An algorithm runs in polynomial time if the number of steps it takes is bounded by some polynomial in the size of its input - for example proportional to n, n squared, or n cubed, where n is the input size. The Stanford Encyclopedia of Philosophy describes the polynomial-time class P as the union over all k of the time classes TIME(n to the k), that is, the problems decidable in a number of steps proportional to a polynomial function of the input size.

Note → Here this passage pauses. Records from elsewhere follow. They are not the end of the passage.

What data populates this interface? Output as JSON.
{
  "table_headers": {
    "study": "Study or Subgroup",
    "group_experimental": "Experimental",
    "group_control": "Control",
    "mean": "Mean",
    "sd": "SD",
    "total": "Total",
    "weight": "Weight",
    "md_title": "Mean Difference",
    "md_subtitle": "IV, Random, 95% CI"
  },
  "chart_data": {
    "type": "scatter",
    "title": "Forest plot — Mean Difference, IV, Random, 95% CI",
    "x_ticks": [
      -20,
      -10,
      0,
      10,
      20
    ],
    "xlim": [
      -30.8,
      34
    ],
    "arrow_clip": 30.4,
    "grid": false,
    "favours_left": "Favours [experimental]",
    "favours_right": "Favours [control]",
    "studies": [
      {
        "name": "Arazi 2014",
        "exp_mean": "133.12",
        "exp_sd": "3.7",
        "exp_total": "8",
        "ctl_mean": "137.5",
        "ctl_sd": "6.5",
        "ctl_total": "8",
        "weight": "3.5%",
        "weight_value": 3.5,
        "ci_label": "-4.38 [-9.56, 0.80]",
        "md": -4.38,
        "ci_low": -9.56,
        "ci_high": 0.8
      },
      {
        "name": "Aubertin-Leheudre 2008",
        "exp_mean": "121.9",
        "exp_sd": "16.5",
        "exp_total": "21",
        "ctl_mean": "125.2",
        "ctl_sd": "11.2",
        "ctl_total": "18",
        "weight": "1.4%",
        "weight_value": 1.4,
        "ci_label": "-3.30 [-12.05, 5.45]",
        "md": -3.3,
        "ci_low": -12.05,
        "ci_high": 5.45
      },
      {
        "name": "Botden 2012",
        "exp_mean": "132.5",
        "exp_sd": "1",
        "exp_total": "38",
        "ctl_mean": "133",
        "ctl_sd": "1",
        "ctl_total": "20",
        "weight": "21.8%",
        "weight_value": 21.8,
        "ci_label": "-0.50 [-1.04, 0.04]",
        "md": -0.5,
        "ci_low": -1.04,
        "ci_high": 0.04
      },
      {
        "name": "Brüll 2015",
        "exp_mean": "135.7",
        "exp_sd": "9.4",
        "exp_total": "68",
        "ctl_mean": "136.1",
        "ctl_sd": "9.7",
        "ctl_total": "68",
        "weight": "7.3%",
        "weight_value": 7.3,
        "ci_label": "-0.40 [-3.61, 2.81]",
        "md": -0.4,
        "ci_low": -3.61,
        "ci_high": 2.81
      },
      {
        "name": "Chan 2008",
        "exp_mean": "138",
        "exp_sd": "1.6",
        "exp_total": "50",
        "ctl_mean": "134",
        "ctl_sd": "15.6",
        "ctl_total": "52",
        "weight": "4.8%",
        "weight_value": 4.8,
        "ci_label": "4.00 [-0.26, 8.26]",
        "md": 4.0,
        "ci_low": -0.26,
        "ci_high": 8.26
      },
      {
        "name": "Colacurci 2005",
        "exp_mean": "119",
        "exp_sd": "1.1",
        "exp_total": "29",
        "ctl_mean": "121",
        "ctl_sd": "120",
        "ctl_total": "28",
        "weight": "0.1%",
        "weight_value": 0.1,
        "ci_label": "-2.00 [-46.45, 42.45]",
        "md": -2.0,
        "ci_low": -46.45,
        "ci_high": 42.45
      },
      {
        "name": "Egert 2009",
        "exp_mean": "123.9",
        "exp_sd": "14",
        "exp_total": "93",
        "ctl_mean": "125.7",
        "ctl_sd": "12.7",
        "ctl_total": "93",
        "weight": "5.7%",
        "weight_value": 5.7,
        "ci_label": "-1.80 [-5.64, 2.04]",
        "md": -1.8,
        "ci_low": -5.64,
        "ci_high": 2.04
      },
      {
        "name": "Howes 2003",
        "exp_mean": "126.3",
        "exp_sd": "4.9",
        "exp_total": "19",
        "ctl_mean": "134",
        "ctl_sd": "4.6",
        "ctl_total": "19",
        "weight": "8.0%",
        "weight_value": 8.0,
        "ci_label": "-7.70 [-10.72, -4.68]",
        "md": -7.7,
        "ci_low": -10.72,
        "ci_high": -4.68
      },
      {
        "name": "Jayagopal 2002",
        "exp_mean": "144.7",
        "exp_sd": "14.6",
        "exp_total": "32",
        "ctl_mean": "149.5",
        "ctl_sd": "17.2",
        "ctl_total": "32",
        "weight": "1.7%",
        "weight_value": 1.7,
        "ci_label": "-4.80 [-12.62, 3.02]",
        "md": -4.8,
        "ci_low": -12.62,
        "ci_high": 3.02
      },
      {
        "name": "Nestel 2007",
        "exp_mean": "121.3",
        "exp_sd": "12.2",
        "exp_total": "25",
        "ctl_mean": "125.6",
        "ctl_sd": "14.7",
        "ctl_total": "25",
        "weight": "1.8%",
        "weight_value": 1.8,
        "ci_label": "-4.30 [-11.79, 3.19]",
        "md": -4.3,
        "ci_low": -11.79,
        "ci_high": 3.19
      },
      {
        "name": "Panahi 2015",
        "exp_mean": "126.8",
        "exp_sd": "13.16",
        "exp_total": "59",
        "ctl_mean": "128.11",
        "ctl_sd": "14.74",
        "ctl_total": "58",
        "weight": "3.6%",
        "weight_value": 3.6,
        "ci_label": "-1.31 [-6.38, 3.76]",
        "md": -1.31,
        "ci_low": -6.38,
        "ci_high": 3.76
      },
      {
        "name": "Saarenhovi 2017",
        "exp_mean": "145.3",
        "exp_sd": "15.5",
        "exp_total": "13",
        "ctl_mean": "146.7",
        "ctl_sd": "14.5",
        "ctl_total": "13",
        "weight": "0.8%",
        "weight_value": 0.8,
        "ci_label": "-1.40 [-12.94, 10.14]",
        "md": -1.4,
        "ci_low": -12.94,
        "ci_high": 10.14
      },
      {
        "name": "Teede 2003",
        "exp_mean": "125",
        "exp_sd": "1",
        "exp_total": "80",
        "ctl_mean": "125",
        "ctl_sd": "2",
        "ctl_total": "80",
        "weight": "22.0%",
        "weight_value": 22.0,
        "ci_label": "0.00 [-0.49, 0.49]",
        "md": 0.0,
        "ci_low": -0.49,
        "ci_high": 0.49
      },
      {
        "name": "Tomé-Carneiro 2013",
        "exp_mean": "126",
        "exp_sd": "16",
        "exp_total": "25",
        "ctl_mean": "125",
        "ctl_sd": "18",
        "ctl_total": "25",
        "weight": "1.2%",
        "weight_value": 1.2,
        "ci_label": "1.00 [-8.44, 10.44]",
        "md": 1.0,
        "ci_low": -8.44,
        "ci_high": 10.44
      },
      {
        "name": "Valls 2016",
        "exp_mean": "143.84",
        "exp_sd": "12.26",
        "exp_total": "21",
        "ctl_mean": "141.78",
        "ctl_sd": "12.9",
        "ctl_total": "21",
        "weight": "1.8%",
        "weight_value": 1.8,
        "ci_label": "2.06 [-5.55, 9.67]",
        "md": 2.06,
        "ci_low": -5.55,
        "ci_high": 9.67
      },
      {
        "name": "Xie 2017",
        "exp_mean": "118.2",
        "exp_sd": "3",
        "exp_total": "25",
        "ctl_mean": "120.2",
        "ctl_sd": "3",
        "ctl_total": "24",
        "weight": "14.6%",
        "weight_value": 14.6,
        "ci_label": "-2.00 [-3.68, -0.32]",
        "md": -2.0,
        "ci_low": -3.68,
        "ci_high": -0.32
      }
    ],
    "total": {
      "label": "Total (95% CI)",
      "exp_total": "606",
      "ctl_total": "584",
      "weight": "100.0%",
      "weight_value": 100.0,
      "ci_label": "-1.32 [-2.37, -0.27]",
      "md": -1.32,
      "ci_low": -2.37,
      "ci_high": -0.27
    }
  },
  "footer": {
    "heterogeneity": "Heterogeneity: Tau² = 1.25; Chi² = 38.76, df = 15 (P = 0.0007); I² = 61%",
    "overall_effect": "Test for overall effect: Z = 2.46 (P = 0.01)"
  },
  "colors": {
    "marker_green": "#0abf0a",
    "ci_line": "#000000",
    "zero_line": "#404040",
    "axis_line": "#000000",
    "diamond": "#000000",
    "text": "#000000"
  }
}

Polynomial time matters because it is the standard formal definition of “efficient” or “feasible” computation. The Stanford Encyclopedia treats polynomial running time as the dividing line for tractability: problems solvable in polynomial time are regarded as tractable, while those requiring exponential time are regarded as intractable. The appeal of this dividing line is that polynomial bounds compose well - chaining polynomial-time steps together still yields a polynomial - and they grow slowly enough to remain practical as inputs scale, unlike exponential growth which quickly becomes hopeless.
The notion underlies much of complexity theory. The class P is the set of problems with polynomial-time algorithms; the class NP is the set whose candidate solutions can be verified in polynomial time; and the central open question of whether P equals NP asks whether every problem whose answer can be checked quickly can also be solved quickly. Polynomial time is therefore not just a technical measure but the conceptual hinge on which the field’s deepest unsolved problem turns.